Although it is relatively straightforward to eliminate BVD from individual positive herds, these farms will still experience significant ongoing costs associated with keeping BVD from being re-introduced. These risks and these costs will continue to exist for as long as there are infected cattle herds in New Zealand, which is one of many reasons why BVD is such an expensive disease for the industry. By investing money up front to implement a coordinated national eradication programme, New Zealand farmers can end up saving millions of dollars over the long term.
Principles of Disease Eradication
By definition, eradicating BVD from New Zealand means getting rid of every last virus particle from animal populations including cattle and other potential reservoir species. There are four important actions that must take place to achieve BVD eradication:
1. Determine the BVD status of herds
The first step in disease eradication is knowing where the virus is currently located in the country. This involves having every cattle herd perform a screening test to determine if they are positive, exposed, or negative. Since disease status can change over time, screening tests will need to be performed on a regular basis until the prevalence (number of infected herds) drops to low levels. There needs to be a national database to record the status of individual animals and farms, which in New Zealand would likely integrate with the National Animal Identification and Tracing (NAIT) system.
2. Prevent new BVD outbreaks in negative herds
To stop negative herds from getting infected, all purchased animals should ideally be sourced from other negative herds and tested before movement to certify that they are not persistently infected. For herds that are at risk of getting BVD through other transmission pathways, vaccination should be used to prevent the creation of PI animals.
3. Eliminate existing BVD outbreaks in positive herds
Positive herds should work with their veterinarian to determine the optimal vaccination, testing, and culling programme to eliminate PI animals. Efforts should also be made to prevent BVD transmission until the herd has cleared the virus.
4. Monitor for sporadic BVD outbreaks over time
As BVD becomes less common, we will be able to scale back the frequency of screening tests. Molecular epidemiology (using the genetic sequence of BVD virus in positive herds to determine the most likely source of an outbreak) is a useful tool for contact tracing investigations so that we can rapidly stamp out sporadic outbreaks.
The good news is that New Zealand is geographically isolated from other countries with BVD and so once disease has been eradicated, the chances of it being re-introduced are relatively small.
Frameworks for National Eradication Programmes
Many European countries have already launched successful eradication programmes using different regulatory frameworks for testing, vaccination, and cattle movements restrictions.
1. Voluntary Control
This strategy usually involves creating BVD certification schemes that farmers can voluntarily choose to participate in. The primary benefit to farmers is the potential to receive higher market prices for their cattle. To date, no country has been able to get enough farmers on board to make any meaningful progress towards reducing BVD prevalence.
2. Phased Compulsory Control
This strategy usually involves a gradual transition from voluntary BVD control to requiring that farmers with BVD positive herds take action to eliminate the virus. In Scotland, for example, farms were first required to test their herd every year to determine their BVD status. In the next phase, farms were required to disclose their BVD status to any potential trading partners. Finally, BVD positive herds were required to take action to eliminate the virus.

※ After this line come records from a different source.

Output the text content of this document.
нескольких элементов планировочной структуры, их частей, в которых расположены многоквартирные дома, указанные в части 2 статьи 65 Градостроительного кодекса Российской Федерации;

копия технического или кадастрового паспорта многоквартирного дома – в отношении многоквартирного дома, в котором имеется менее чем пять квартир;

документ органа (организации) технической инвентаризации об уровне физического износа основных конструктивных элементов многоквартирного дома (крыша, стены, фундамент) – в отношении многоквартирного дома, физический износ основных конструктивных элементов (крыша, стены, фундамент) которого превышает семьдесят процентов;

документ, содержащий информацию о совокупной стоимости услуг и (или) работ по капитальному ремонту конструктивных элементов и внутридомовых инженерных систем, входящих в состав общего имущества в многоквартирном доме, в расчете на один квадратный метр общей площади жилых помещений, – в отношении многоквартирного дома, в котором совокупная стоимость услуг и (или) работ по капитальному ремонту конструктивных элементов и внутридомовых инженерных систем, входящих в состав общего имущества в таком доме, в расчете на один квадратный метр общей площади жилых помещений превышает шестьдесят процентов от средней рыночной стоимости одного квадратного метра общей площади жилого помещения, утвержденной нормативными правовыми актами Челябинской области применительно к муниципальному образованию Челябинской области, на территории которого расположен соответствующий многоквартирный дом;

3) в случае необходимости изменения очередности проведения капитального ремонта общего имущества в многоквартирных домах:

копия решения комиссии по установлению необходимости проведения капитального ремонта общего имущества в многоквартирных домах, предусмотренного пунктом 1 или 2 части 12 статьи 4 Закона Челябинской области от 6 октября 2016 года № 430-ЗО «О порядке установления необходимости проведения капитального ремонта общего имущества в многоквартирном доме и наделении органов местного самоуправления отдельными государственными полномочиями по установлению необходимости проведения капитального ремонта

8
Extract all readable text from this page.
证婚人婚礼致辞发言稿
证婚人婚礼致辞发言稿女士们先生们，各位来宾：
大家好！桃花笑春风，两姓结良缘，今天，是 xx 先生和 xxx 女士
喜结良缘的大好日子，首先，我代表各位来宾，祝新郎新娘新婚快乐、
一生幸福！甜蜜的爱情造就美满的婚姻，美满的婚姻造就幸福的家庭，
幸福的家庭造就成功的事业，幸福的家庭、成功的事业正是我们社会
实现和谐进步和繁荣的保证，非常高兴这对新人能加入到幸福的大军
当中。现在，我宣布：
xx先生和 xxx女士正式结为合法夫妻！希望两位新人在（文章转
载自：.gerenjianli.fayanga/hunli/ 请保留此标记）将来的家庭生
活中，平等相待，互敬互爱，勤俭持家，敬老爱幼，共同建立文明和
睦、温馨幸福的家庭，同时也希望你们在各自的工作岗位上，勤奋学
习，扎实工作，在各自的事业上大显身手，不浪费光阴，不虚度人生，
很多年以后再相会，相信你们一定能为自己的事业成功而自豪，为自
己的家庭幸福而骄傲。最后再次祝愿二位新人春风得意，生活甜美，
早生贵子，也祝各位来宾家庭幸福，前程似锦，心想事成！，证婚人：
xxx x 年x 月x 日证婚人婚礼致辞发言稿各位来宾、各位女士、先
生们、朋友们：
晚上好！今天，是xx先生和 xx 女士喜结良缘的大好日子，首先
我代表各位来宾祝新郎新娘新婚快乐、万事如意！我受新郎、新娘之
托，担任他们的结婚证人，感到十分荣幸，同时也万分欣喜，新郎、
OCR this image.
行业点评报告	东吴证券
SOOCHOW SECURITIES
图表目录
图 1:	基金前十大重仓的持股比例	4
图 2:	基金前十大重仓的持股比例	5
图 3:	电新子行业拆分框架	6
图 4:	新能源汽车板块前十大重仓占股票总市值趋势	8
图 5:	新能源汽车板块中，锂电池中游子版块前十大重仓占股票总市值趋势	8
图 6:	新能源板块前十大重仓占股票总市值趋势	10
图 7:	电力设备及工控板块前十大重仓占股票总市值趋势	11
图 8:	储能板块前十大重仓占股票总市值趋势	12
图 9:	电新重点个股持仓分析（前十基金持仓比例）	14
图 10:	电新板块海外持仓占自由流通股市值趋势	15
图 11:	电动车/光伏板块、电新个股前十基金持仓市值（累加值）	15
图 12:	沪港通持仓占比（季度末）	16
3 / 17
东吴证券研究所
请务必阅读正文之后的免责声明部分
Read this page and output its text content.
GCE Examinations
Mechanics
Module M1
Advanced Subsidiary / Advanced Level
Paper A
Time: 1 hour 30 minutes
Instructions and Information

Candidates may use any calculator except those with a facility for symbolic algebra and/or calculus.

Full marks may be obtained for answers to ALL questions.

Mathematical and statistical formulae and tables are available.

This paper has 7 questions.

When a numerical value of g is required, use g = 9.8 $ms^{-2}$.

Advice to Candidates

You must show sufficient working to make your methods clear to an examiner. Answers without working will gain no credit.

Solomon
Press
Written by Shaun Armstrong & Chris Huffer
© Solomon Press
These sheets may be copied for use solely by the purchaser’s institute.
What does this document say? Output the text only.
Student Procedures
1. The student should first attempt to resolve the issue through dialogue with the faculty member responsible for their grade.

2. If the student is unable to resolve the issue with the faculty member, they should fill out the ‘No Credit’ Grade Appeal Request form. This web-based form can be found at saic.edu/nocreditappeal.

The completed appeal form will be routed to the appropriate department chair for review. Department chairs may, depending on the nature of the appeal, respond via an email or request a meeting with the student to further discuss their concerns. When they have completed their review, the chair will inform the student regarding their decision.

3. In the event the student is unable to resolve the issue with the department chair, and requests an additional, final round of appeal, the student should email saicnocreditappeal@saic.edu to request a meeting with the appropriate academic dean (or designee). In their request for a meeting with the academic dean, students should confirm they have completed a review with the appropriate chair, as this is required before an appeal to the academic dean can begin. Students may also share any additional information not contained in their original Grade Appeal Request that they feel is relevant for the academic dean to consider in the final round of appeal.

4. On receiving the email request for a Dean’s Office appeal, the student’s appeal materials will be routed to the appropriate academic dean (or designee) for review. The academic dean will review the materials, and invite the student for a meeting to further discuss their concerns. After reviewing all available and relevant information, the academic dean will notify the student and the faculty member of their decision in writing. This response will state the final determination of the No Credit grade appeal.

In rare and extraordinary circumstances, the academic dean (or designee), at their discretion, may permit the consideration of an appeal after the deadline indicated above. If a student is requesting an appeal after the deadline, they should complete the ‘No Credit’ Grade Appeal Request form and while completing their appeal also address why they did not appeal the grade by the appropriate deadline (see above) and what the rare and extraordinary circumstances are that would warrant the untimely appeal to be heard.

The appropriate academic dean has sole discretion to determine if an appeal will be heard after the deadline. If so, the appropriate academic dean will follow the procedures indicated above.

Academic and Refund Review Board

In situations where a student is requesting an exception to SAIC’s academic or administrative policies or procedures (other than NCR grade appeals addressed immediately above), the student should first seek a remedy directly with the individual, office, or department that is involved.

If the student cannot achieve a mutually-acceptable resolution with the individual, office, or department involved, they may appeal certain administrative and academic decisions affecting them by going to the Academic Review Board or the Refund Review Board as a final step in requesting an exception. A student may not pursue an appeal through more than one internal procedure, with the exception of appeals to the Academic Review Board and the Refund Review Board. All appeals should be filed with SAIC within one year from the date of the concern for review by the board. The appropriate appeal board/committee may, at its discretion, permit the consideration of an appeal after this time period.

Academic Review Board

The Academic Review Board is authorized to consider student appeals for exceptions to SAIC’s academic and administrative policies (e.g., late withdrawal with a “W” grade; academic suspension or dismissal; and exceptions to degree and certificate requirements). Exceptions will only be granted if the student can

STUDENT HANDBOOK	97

Although this strategy takes longer and ends up costing more to eradicate BVD, it is often seen as more politically acceptable to farmers.
3. Fast-Track Mandatory Control
This strategy usually involves putting legislation in place that requires farmers to screen their herd up front for PI animals and then continue to test calves each year to eliminate newly created PIs. Farms with positive herds may be required to take additional actions to prevent disease from spreading to negative herds. Although this strategy has a higher upfront costs from the logistics of testing so many cattle, the prevalence of disease drops quite rapidly, which decreases the ongoing costs of screening and prevention.
Implications of Vaccination on BVD Control
The use of BVD vaccinations has been banned in several countries since it interferes with the ability to use inexpensive antibody tests to screen herds for BVD. However, it is unlikely that we will be able to achieve BVD eradication in New Zealand without the use of vaccination because of the challenges in removing PI calves from beef herds in a timely fashion. Most beef calves are not handled until weaning at 6 to 8 months of age and any PI calves born into the herd will therefore have the opportunity to expose susceptible breeding dams during the mating period. Preliminary findings from our cohort study suggest that the contact between cattle in beef herds in too low for the PI calves to expose all susceptible dams prior to the mating period, which places them at risk of getting infected during the risk period for generating new PI calves. This will change recommendations around what testing strategies we use to monitor the disease status of herds over time.